Thursday, October 22, 2009

Taxi Driver


When I get into a taxi, and the driver is old, over fifty, and he wears no wedding ring on his ring finger I feel a tiny pinch of pity. When he works 12 hour shifts and eats chips smothered with dark gravy and keeps his energy soft drink in the cup holder by his elbow so it does not spill when he turns a corner, I wish for him a woman to wake beside, early and in the dark, to roll away from and from whom to lift his weight without disturbing her sheets so he can dress in the bathroom and shuffle out to sit in the cold cab and start the cold engine, and roll out under the street lamps. When his hair is still black for the most part, despite his age, and his hair is combed back and, although his shift started five hours ago, his hair shines as though wet because of the substance he uses to hold it in place and in front of each ear fall thick sideburns, and from within each ear curl shy hairs I wish for him a woman who will complain that he needs a shave before he kisses her and who will buy porcelain shepherdesses to put on top of his television.

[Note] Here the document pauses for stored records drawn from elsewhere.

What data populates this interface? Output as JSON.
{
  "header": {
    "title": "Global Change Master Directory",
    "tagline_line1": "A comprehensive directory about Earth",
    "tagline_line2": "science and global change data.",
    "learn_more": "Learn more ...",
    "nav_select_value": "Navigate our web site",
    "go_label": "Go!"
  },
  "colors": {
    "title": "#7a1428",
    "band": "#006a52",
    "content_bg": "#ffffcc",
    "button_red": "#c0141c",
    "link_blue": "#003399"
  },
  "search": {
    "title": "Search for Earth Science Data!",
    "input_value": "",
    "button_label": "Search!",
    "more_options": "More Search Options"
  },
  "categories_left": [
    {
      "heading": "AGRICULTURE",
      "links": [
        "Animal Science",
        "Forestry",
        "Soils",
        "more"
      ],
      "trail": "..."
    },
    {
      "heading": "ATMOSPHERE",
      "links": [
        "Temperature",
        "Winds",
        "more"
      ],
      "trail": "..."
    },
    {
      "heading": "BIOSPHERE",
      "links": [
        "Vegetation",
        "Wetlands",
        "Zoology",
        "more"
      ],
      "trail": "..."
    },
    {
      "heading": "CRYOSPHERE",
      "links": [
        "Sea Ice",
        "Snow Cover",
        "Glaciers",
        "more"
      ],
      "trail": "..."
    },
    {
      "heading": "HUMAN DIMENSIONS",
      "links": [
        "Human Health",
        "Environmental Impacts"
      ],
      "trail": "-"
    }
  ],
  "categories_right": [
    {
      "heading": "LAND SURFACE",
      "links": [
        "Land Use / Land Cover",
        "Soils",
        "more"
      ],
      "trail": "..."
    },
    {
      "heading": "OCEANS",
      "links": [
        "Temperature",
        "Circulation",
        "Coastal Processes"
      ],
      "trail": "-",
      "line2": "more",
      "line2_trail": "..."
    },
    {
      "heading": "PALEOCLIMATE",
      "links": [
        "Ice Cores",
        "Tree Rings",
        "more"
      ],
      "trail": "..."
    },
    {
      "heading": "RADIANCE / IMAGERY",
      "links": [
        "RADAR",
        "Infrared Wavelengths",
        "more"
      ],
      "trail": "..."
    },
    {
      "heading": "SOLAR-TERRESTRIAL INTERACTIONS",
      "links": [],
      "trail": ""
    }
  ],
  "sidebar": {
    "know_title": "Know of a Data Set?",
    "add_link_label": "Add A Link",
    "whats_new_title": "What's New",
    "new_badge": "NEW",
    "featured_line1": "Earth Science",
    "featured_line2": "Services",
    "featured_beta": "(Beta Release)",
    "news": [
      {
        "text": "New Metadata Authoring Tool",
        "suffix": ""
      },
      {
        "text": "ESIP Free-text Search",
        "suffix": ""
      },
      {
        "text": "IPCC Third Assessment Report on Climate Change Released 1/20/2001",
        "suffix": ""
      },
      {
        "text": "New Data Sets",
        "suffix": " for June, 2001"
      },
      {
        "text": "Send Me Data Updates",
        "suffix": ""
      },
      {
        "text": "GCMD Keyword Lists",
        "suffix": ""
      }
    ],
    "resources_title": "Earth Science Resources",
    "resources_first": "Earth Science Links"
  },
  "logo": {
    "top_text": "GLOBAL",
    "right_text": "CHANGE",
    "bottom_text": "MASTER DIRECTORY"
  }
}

When he begins to cough loudly so that he cannot continue his conversation and has to open a bottle of cough syrup with one hand as he drives, and when he drinks from the bottle mouth and swallows replacing the cap with fingers bearing blunt nails, I wish for him a wife who stops smoking with him the day his father dies of emphysema and who tells him he has to pull his head in when he yells at the jack russell terrier because his desire for a cigarette makes him irritable.


And when I see a taxi driver who wears no wedding ring I know that he is competition.